Walter Schütze était d’autant plus enclin à adopter la posture d’un observateur engagé que sa participation à la seconde guerre mondiale sous l’uniforme de la Wehrmacht à l’âge de 18 ans et le souvenir des épreuves que son pays avait subies sous le régime nazi l’avaient convaincu de la nécessité d’œuvrer en faveur de la paix en Europe et de créer les conditions permettant au peuple allemand de recouvrer son unité dans la liberté. Pour atteindre cet objectif, il s’agissait dans un premier temps de réduire les tensions entre les deux organisations politico-militaires - OTAN et Organisation du Pacte de Varsovie - qui se faisaient face sur le continent et de favoriser le rapprochement entre les deux parties de l’Europe par une coopération diversifiée entre Etats à régimes politiques et économiques différents. Mais par delà l’aménagement du statu quo dans le cadre des alliances existantes conformément aux recommandations du rapport Harmel de 1967, il convenait de viser l’instauration d’un « ordre de paix » (Europäische Friedensordnung) qui se substituerait à l’ordre bipolaire et permettrait aux Européens de s’émanciper de la tutelle des deux Grands. Une réduction mutuelle et équilibrée des forces déployées en Europe centrale ferait partie intégrante du régime mis en place pour garantir la sécurité de toutes les parties contractantes. C’est dans cette perspective que s’inscrivaient les « modèles de sécurité européenne » élaborés dans le cadre du CERFA et publiées par le Centre d’Etudes de Politique Etrangère (CEPE) au début de l’année 1968.1
Les modèles du CEPE procédaient d’un exercice de type prospectif destiné à stimuler la réflexion sur les voies et les moyens d’une politique de détente dont la visée était le dépassement du « système des blocs ». A cet égard, ils correspondaient à l’esprit du temps puisque le général de Gaulle avait indiqué dans sa conférence de presse du 4 février 1965 que le problème allemand ne pouvait être réglé d’une manière satisfaisante que dans le cadre d’une « Europe en état d’équilibre, de paix et de coopération d’un bout à l’autre du territoire que lui attribue la nature ». L’année suivante il inaugurait par son voyage à Moscou une politique qui tendait à favoriser le rapprochement entre les Etats que séparaient les barrières artificielles de la guerre froide et à promouvoir un système de sécurité qui permettrait de surmonter la division de l’Allemagne et offrirait aux Européens la possibilité de faire valoir leurs intérêts propres. De son côté, la République fédérale d’Allemagne (RFA) s’était engagée prudemment dans une politique d’ouverture vers l’Est (Ostpolitik) et ses dirigeants avaient renoncé à poser le préalable de l’unification par la voie d’élections libres dans leurs tractations avec les pays de l’Est. Ce processus fut amorcé par le gouvernement de grande coalition dirigé par le chancelier Kurt Georg Kiesinger (1966-1969) mais c’est sous le gouvernement de petite coalition dirigé par l’ancien bourgmestre de Berlin-Ouest, Willy Brandt, qu’il produisit ses fruits. Se fondant sur les principes énoncés par Egon Bahr lors d’une session de l’Académie évangélique de Tutzing, le 15 juillet 1963, et résumés par la formule du « changement par le rapprochement (Wandel durch Annäherung), le gouvernement de Bonn négocia avec succès des accords qui prenaient acte des réalités politiques et territoriales issues de la seconde guerre mondiale, comportaient l’engagement de ne pas recourir à la force pour les modifier et postulaient le renforcement de la paix par le développement des échanges et de la coopération avec les « pays socialistes européens ».

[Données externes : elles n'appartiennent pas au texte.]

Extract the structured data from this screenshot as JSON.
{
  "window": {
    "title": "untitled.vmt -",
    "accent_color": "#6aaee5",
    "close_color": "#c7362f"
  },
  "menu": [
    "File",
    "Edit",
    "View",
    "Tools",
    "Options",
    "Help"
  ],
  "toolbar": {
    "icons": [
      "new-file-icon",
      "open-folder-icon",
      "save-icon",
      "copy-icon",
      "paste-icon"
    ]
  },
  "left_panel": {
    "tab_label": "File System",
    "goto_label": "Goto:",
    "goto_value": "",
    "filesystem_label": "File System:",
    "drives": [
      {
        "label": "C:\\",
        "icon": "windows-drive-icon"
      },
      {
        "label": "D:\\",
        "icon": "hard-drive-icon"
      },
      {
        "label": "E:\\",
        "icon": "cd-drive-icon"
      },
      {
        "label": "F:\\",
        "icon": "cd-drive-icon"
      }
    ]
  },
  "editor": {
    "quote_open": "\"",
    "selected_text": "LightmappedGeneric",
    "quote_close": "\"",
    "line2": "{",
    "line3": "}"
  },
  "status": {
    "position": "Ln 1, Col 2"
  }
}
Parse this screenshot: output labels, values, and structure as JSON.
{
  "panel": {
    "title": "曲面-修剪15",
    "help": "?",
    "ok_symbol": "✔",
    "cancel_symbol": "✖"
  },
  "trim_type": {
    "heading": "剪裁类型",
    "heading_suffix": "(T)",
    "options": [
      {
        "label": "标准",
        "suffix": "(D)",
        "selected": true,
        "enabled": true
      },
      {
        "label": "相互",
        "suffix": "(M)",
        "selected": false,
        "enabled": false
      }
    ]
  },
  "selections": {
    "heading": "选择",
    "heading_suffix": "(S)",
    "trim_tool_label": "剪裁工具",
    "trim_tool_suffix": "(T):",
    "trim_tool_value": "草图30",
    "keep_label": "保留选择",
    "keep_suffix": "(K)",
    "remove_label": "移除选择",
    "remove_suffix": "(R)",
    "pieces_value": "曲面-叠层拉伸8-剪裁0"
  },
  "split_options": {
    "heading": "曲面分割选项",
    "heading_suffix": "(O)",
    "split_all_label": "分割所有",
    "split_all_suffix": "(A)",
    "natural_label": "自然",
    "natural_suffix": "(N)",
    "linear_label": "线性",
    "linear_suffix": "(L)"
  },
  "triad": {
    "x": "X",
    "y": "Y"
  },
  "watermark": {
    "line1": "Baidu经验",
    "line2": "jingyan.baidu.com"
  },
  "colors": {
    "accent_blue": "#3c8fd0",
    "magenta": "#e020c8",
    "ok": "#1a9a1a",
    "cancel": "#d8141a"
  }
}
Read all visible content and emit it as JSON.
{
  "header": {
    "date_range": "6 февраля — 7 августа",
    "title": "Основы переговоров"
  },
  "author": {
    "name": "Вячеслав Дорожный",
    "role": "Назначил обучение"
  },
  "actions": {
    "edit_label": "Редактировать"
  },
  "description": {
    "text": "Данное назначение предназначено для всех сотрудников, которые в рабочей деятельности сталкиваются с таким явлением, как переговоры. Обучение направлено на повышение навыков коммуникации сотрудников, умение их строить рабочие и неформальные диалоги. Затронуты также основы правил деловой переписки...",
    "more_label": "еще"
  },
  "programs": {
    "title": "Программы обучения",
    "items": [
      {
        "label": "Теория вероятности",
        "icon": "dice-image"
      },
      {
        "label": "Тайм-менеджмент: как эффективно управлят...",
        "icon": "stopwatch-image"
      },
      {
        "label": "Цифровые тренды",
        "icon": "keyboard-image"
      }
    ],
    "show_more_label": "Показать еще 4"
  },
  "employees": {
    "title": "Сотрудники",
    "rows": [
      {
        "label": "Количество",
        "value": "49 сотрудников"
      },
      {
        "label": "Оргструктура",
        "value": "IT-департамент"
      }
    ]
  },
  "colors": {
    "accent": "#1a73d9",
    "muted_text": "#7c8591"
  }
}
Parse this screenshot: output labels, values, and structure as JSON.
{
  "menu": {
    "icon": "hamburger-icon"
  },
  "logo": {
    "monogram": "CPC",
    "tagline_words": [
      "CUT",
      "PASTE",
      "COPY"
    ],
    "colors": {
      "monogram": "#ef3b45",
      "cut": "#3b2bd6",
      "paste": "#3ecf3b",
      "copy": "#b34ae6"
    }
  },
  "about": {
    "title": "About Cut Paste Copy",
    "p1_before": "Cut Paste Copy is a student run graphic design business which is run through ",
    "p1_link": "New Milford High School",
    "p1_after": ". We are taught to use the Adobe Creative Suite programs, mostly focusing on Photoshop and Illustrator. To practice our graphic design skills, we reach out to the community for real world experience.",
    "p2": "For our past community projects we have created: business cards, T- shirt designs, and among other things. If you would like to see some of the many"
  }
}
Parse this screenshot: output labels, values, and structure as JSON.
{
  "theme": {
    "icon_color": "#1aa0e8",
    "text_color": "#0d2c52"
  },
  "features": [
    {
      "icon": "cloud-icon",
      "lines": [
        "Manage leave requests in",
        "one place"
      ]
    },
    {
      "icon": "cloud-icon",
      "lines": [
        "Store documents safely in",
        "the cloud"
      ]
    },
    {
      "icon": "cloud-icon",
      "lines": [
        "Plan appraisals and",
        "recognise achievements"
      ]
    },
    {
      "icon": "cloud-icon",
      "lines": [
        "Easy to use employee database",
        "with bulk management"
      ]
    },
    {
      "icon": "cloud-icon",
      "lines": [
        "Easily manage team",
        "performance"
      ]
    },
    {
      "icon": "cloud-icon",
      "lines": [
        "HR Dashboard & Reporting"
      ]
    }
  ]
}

Lorsque Willy Brandt quitta le pouvoir en 1974, la phase bilatérale de l’Ostpolitik était achevée : le traité de Varsovie avait consacré l’inviolabilité de la frontière germano-polonaise le long de l’Oder-Neisse, la ratification du traité de Prague avait parachevé la normalisation des relations de la RFA avec les pays du Pacte de Varsovie et le traité sur le fondement des relations entre les deux Etats allemands (Grundlagenvertrag) reconnaissait la souveraineté de la RDA tout en préservant le droit du peuple allemand de recouvrer son unité par une libre autodétermination. Toutefois les espoirs de ceux qui voyaient dans l’Ostpolitik le moyen de hâter la réunification de l’Allemagne furent déçus et à la fin des années 1980 beaucoup d’Allemands étaient tentés de s’accommoder de la division de leur pays pour une durée indéfinie. En revanche, la normalisation des relations entre la RFA et ses voisins orientaux et la conclusion d’un accord quadripartite sur Berlin avaient permis l’ouverture d’une conférence sur la sécurité et la coopération en Europe (CSCE) dont la visée était l’instauration d’un système de sécurité coopérative auquel participeraient non seulement les Etats membres des deux alliances mais également les pays neutres et non-alignés. Parallèlement à la CSCE, des négociations en vue d’une « réduction mutuelle et équilibrée des forces en Europe centrale » (MBFR) furent entamées à Vienne en 1973.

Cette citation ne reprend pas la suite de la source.